Ribbon for classical guitar
Nick Brown wrote:
Interesting point. So when the two are combined the result would be...
comb filtering?
Well, that always happens when you put two mikes together unless they are
in precisely the same place in space.
I'm not clear what you mean by "condensers and dynamics (pressure)" -
taken literally it would seem to imply that all condenser mics are
pressure operated, even the hypercardioid Schoeps under discussion here,
even the single-diaphram figure-8 condensers (Schoeps MK8, Sennheiser
MKH30). That can't be right, can it?
An omnidirectional microphone is sensitive to air pressure. A figure-8
microphone is sensitive to air velocity. Cardioids, hypercardioids, and
supercardioids are sensitive to both in varying degrees.
If combining air pressure and velocity information is inherently flawed,
wouldn't that flaw be manifest in every cardioid mic ever? I thought
that was how the cardioid pattern was formed.

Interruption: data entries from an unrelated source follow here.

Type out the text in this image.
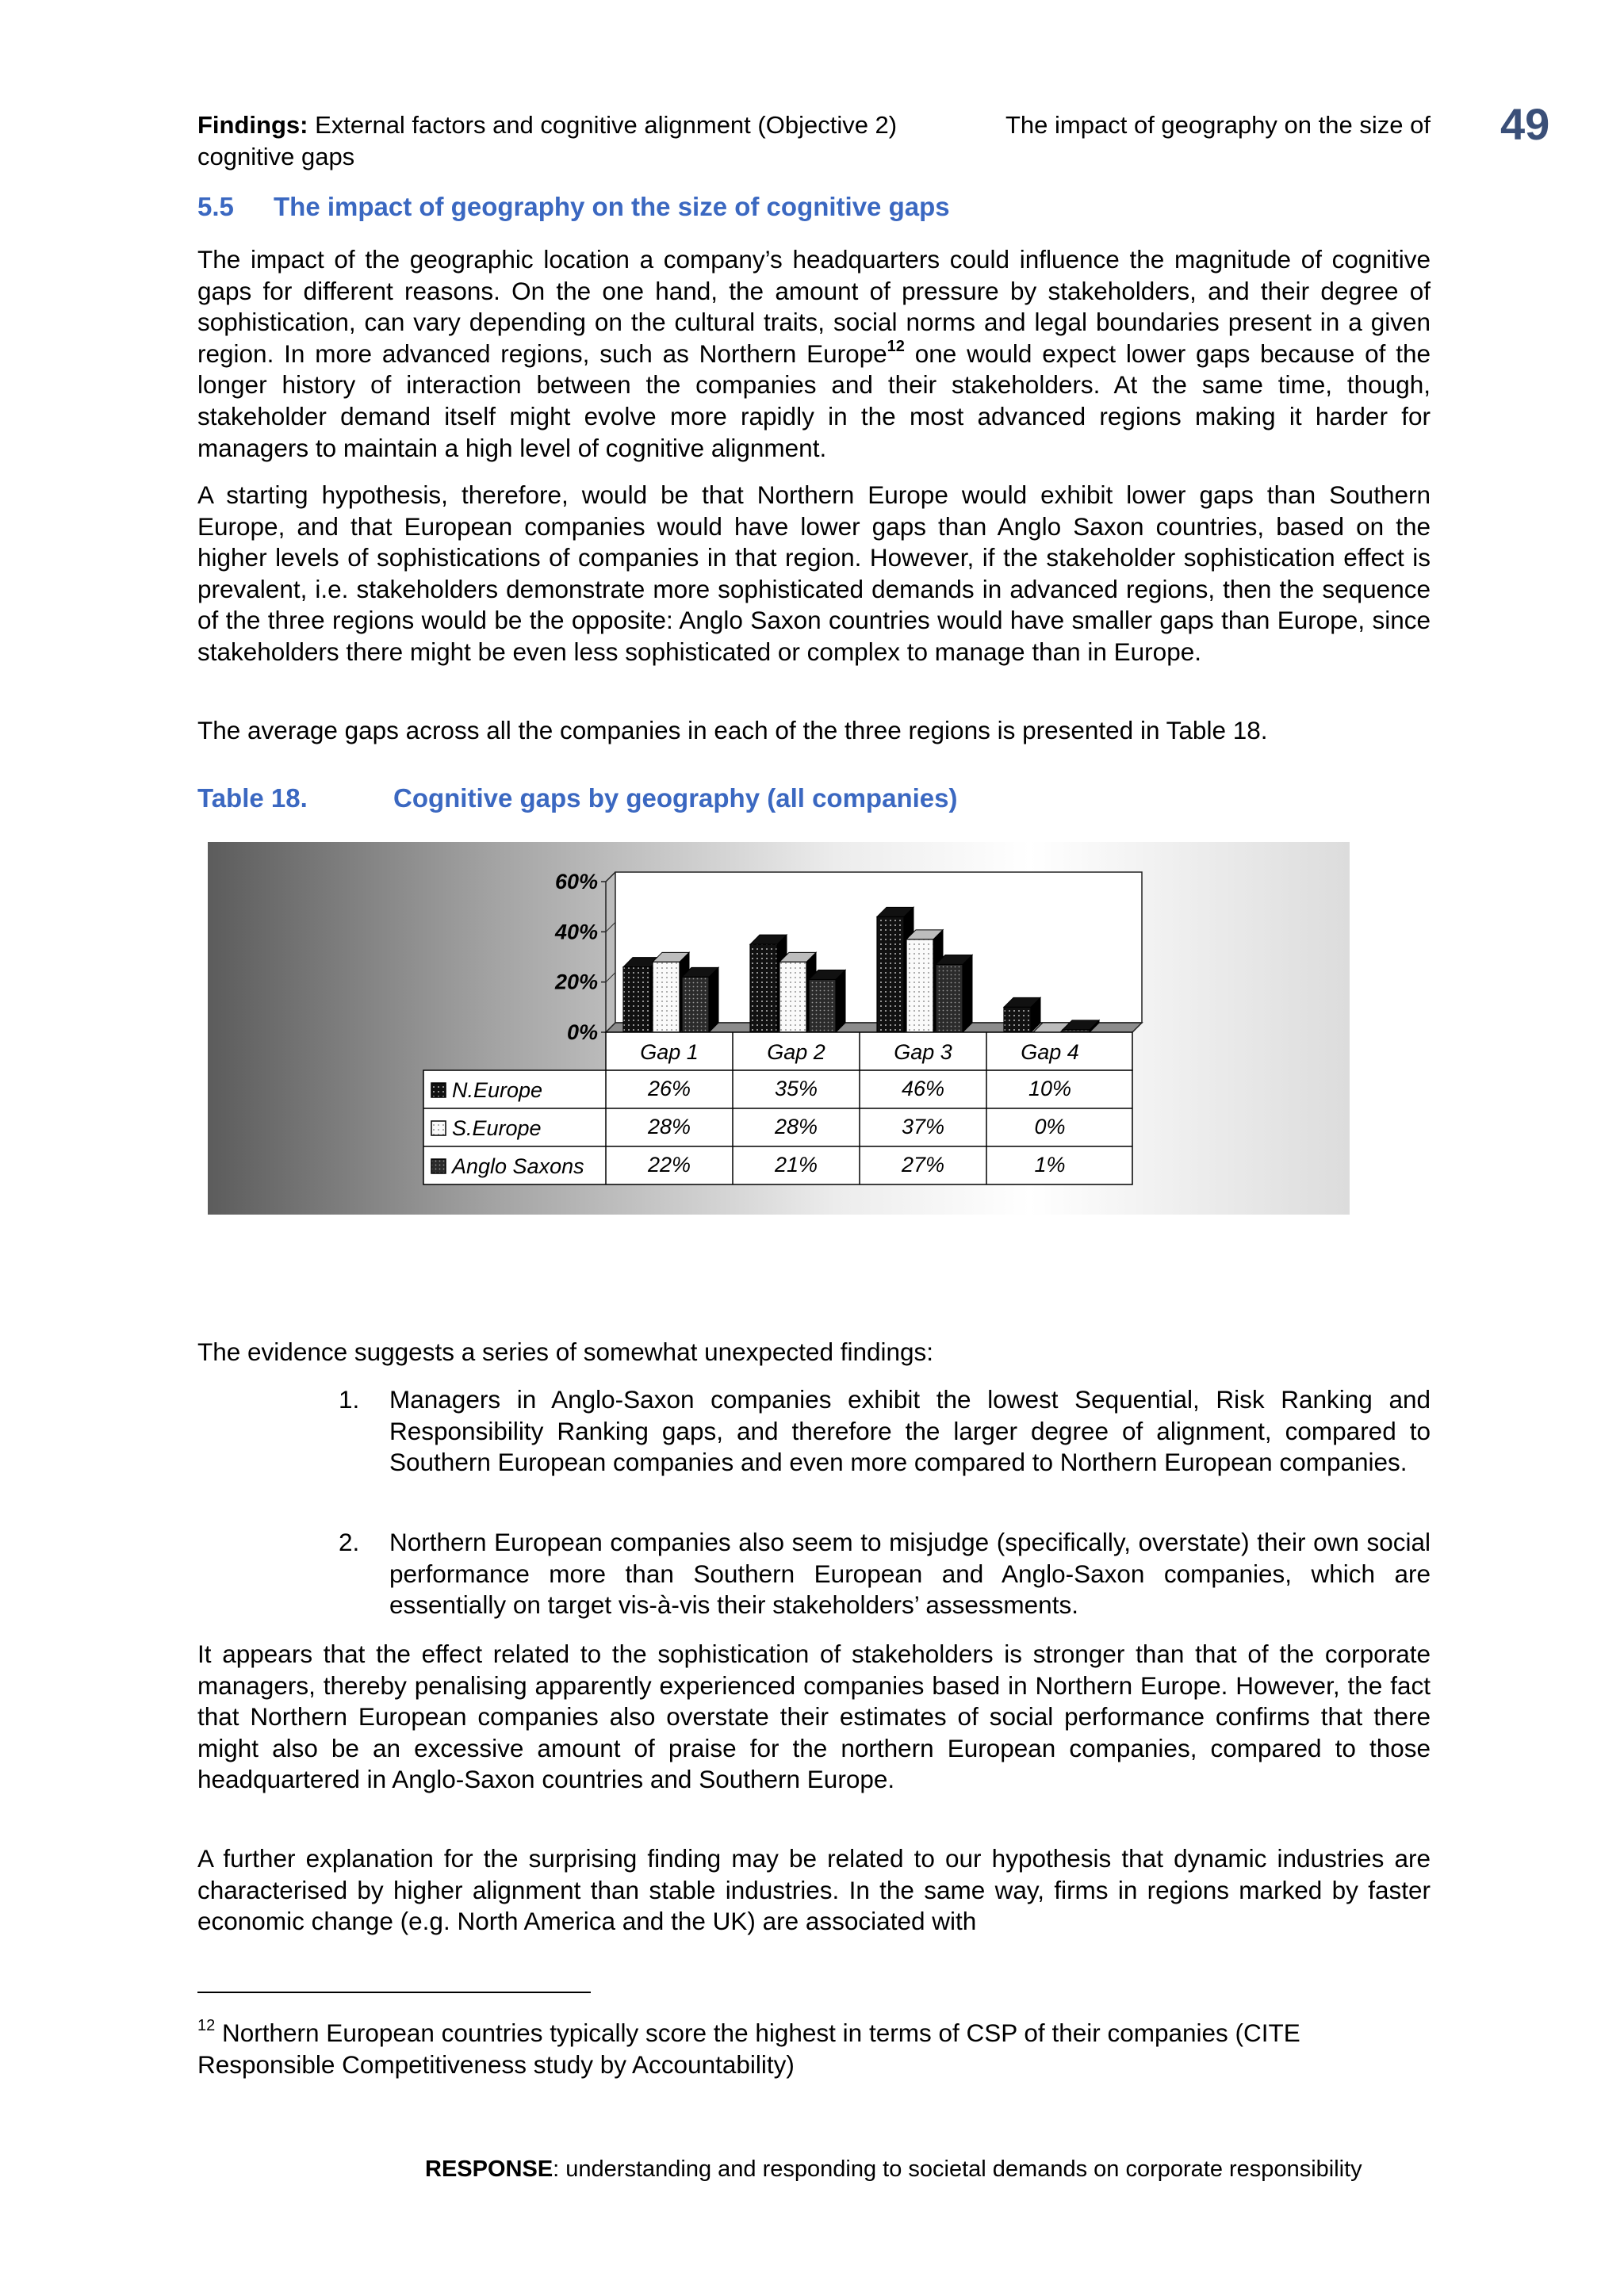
Findings: External factors and cognitive alignment (Objective 2)
cognitive gaps
The impact of geography on the size of 49
5.5 The impact of geography on the size of cognitive gaps

The impact of the geographic location a company’s headquarters could influence the magnitude of cognitive gaps for different reasons. On the one hand, the amount of pressure by stakeholders, and their degree of sophistication, can vary depending on the cultural traits, social norms and legal boundaries present in a given region. In more advanced regions, such as Northern Europe$^{12}$ one would expect lower gaps because of the longer history of interaction between the companies and their stakeholders. At the same time, though, stakeholder demand itself might evolve more rapidly in the most advanced regions making it harder for managers to maintain a high level of cognitive alignment.

A starting hypothesis, therefore, would be that Northern Europe would exhibit lower gaps than Southern Europe, and that European companies would have lower gaps than Anglo Saxon countries, based on the higher levels of sophistications of companies in that region. However, if the stakeholder sophistication effect is prevalent, i.e. stakeholders demonstrate more sophisticated demands in advanced regions, then the sequence of the three regions would be the opposite: Anglo Saxon countries would have smaller gaps than Europe, since stakeholders there might be even less sophisticated or complex to manage than in Europe.

The average gaps across all the companies in each of the three regions is presented in Table 18.

Table 18.	Cognitive gaps by geography (all companies)
0%
20%
40%
60%
Gap 1	Gap 2	Gap 3	Gap 4
N.Europe	26%	35%	46%	10%
S.Europe	28%	28%	37%	0%
Anglo Saxons	22%	21%	27%	1%

The evidence suggests a series of somewhat unexpected findings:

1. Managers in Anglo-Saxon companies exhibit the lowest Sequential, Risk Ranking and Responsibility Ranking gaps, and therefore the larger degree of alignment, compared to Southern European companies and even more compared to Northern European companies.
2. Northern European companies also seem to misjudge (specifically, overstate) their own social performance more than Southern European and Anglo-Saxon companies, which are essentially on target vis-à-vis their stakeholders’ assessments.

It appears that the effect related to the sophistication of stakeholders is stronger than that of the corporate managers, thereby penalising apparently experienced companies based in Northern Europe. However, the fact that Northern European companies also overstate their estimates of social performance confirms that there might also be an excessive amount of praise for the northern European companies, compared to those headquartered in Anglo-Saxon countries and Southern Europe.

A further explanation for the surprising finding may be related to our hypothesis that dynamic industries are characterised by higher alignment than stable industries. In the same way, firms in regions marked by faster economic change (e.g. North America and the UK) are associated with

$^{12}$ Northern European countries typically score the highest in terms of CSP of their companies (CITE Responsible Competitiveness study by Accountability)
RESPONSE: understanding and responding to societal demands on corporate responsibility
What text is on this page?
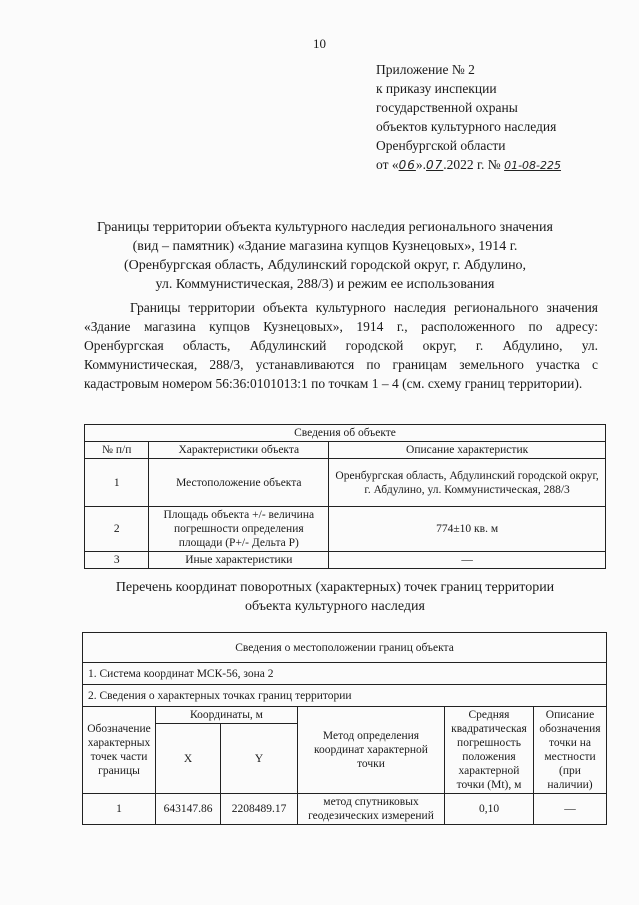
10
Приложение № 2
к приказу инспекции
государственной охраны
объектов культурного наследия
Оренбургской области
от «06».07.2022 г. № 01-08-225
Границы территории объекта культурного наследия регионального значения
(вид – памятник) «Здание магазина купцов Кузнецовых», 1914 г.
(Оренбургская область, Абдулинский городской округ, г. Абдулино,
ул. Коммунистическая, 288/3) и режим ее использования
Границы территории объекта культурного наследия регионального значения «Здание магазина купцов Кузнецовых», 1914 г., расположенного по адресу: Оренбургская область, Абдулинский городской округ, г. Абдулино, ул. Коммунистическая, 288/3, устанавливаются по границам земельного участка с кадастровым номером 56:36:0101013:1 по точкам 1 – 4 (см. схему границ территории).
Сведения об объекте		
№ п/п	Характеристики объекта	Описание характеристик
1	Местоположение объекта	Оренбургская область, Абдулинский городской округ, г. Абдулино, ул. Коммунистическая, 288/3
2	Площадь объекта +/- величина погрешности определения площади (P+/- Дельта P)	774±10 кв. м
3	Иные характеристики	—
Перечень координат поворотных (характерных) точек границ территории
объекта культурного наследия
Сведения о местоположении границ объекта					
1. Система координат МСК-56, зона 2					
2. Сведения о характерных точках границ территории					
Обозначение характерных точек части границы	Координаты, м		Метод определения координат характерной точки	Средняя квадратическая погрешность положения характерной точки (Mt), м	Описание обозначения точки на местности (при наличии)
	X	Y			
1	643147.86	2208489.17	метод спутниковых геодезических измерений	0,10	—
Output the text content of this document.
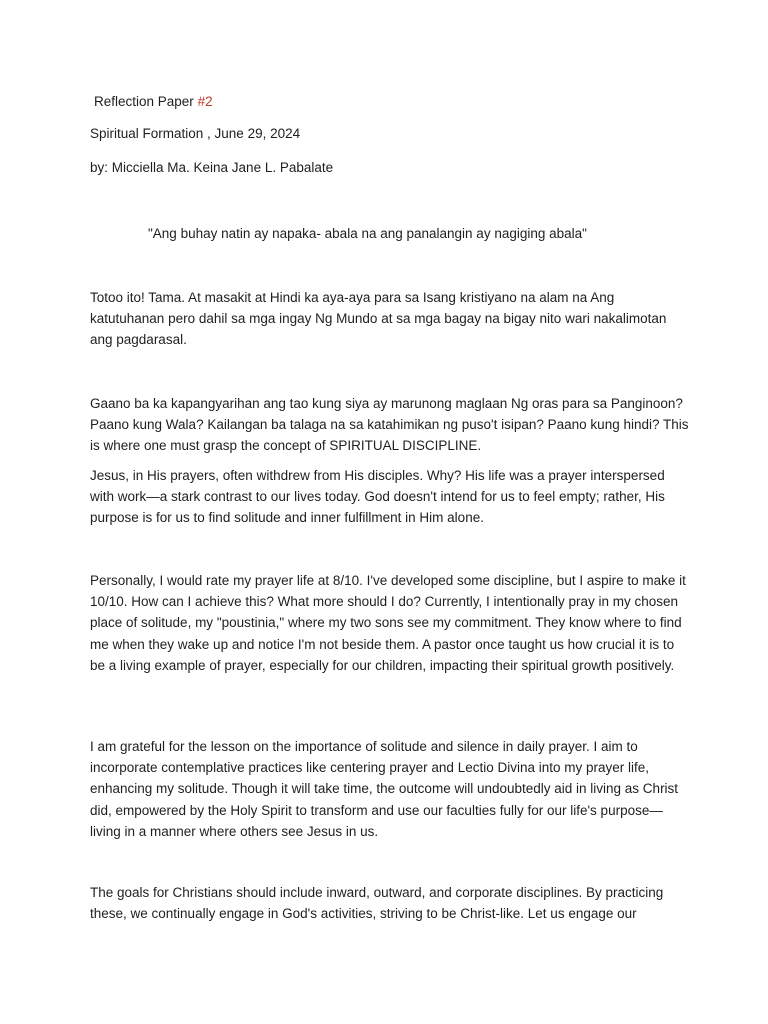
Reflection Paper #2
Spiritual Formation , June 29, 2024
by: Micciella Ma. Keina Jane L. Pabalate
"Ang buhay natin ay napaka- abala na ang panalangin ay nagiging abala"
Totoo ito! Tama. At masakit at Hindi ka aya-aya para sa Isang kristiyano na alam na Ang katutuhanan pero dahil sa mga ingay Ng Mundo at sa mga bagay na bigay nito wari nakalimotan ang pagdarasal.
Gaano ba ka kapangyarihan ang tao kung siya ay marunong maglaan Ng oras para sa Panginoon?Paano kung Wala? Kailangan ba talaga na sa katahimikan ng puso't isipan? Paano kung hindi? This is where one must grasp the concept of SPIRITUAL DISCIPLINE.
Jesus, in His prayers, often withdrew from His disciples. Why? His life was a prayer interspersed with work—a stark contrast to our lives today. God doesn't intend for us to feel empty; rather, His purpose is for us to find solitude and inner fulfillment in Him alone.
Personally, I would rate my prayer life at 8/10. I've developed some discipline, but I aspire to make it 10/10. How can I achieve this? What more should I do? Currently, I intentionally pray in my chosen place of solitude, my "poustinia," where my two sons see my commitment. They know where to find me when they wake up and notice I'm not beside them. A pastor once taught us how crucial it is to be a living example of prayer, especially for our children, impacting their spiritual growth positively.
I am grateful for the lesson on the importance of solitude and silence in daily prayer. I aim to incorporate contemplative practices like centering prayer and Lectio Divina into my prayer life, enhancing my solitude. Though it will take time, the outcome will undoubtedly aid in living as Christ did, empowered by the Holy Spirit to transform and use our faculties fully for our life's purpose—living in a manner where others see Jesus in us.
The goals for Christians should include inward, outward, and corporate disciplines. By practicing these, we continually engage in God's activities, striving to be Christ-like. Let us engage our
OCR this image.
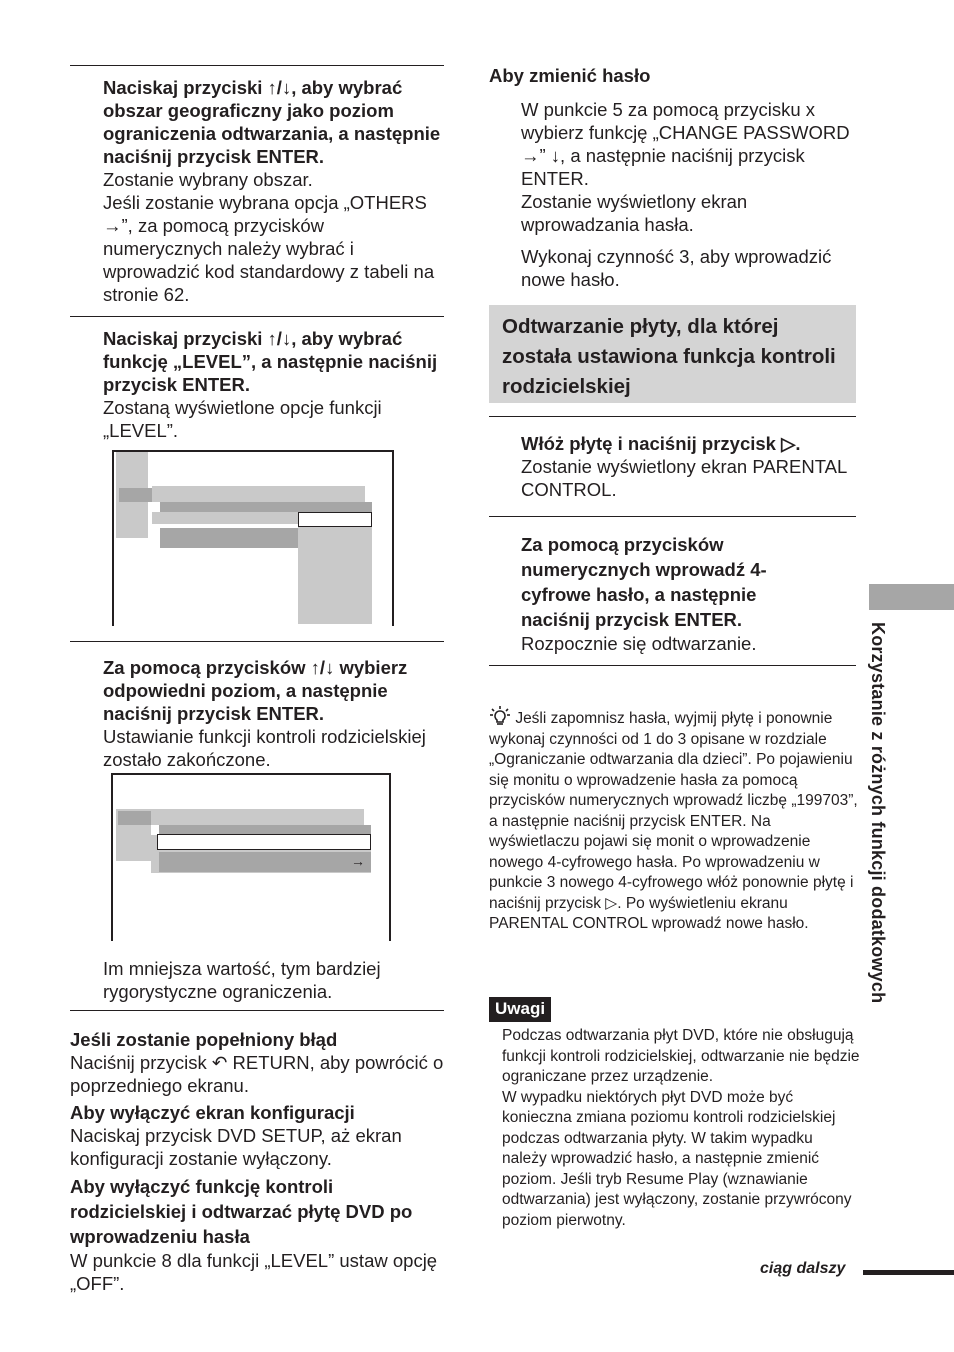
Naciskaj przyciski ↑/↓, aby wybrać obszar geograficzny jako poziom ograniczenia odtwarzania, a następnie naciśnij przycisk ENTER.
Zostanie wybrany obszar.
Jeśli zostanie wybrana opcja „OTHERS →”, za pomocą przycisków numerycznych należy wybrać i wprowadzić kod standardowy z tabeli na stronie 62.
Naciskaj przyciski ↑/↓, aby wybrać funkcję „LEVEL”, a następnie naciśnij przycisk ENTER.
Zostaną wyświetlone opcje funkcji „LEVEL”.
Za pomocą przycisków ↑/↓ wybierz odpowiedni poziom, a następnie naciśnij przycisk ENTER.
Ustawianie funkcji kontroli rodzicielskiej zostało zakończone.
→
Im mniejsza wartość, tym bardziej rygorystyczne ograniczenia.
Jeśli zostanie popełniony błąd
Naciśnij przycisk ↶ RETURN, aby powrócić o poprzedniego ekranu.
Aby wyłączyć ekran konfiguracji
Naciskaj przycisk DVD SETUP, aż ekran konfiguracji zostanie wyłączony.
Aby wyłączyć funkcję kontroli rodzicielskiej i odtwarzać płytę DVD po wprowadzeniu hasła
W punkcie 8 dla funkcji „LEVEL” ustaw opcję „OFF”.
Aby zmienić hasło
W punkcie 5 za pomocą przycisku x wybierz funkcję „CHANGE PASSWORD →” ↓, a następnie naciśnij przycisk ENTER.
Zostanie wyświetlony ekran wprowadzania hasła.
Wykonaj czynność 3, aby wprowadzić nowe hasło.
Odtwarzanie płyty, dla której została ustawiona funkcja kontroli rodzicielskiej
Włóż płytę i naciśnij przycisk ▷.
Zostanie wyświetlony ekran PARENTAL CONTROL.
Za pomocą przycisków numerycznych wprowadź 4-cyfrowe hasło, a następnie naciśnij przycisk ENTER.
Rozpocznie się odtwarzanie.
Jeśli zapomnisz hasła, wyjmij płytę i ponownie wykonaj czynności od 1 do 3 opisane w rozdziale „Ograniczanie odtwarzania dla dzieci”. Po pojawieniu się monitu o wprowadzenie hasła za pomocą przycisków numerycznych wprowadź liczbę „199703”, a następnie naciśnij przycisk ENTER. Na wyświetlaczu pojawi się monit o wprowadzenie nowego 4-cyfrowego hasła. Po wprowadzeniu w punkcie 3 nowego 4-cyfrowego włóż ponownie płytę i naciśnij przycisk ▷. Po wyświetleniu ekranu PARENTAL CONTROL wprowadź nowe hasło.
Uwagi
Podczas odtwarzania płyt DVD, które nie obsługują funkcji kontroli rodzicielskiej, odtwarzanie nie będzie ograniczane przez urządzenie.
W wypadku niektórych płyt DVD może być konieczna zmiana poziomu kontroli rodzicielskiej podczas odtwarzania płyty. W takim wypadku należy wprowadzić hasło, a następnie zmienić poziom. Jeśli tryb Resume Play (wznawianie odtwarzania) jest wyłączony, zostanie przywrócony poziom pierwotny.
ciąg dalszy
Korzystanie z różnych funkcji dodatkowych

Cardioid microphones are inherently flawed and will always have frequency
response that changes with direction. In general, the closer you get to
the edges of the spectrum (omni and figure-8), the better the off-axis
response will be.
Consequently if you compare the Schoeps cardioid and hypercardioid capsules,
you'll find the hypercardioid is actually cleaner off-axis than the regular
cardioid.
There are various tricks you can play to regularize the off-axis response
and some of them work better than others. Most microphone vendors use
a few of them.
--scott
--
"C'est un Nagra. C'est suisse, et tres, tres precis."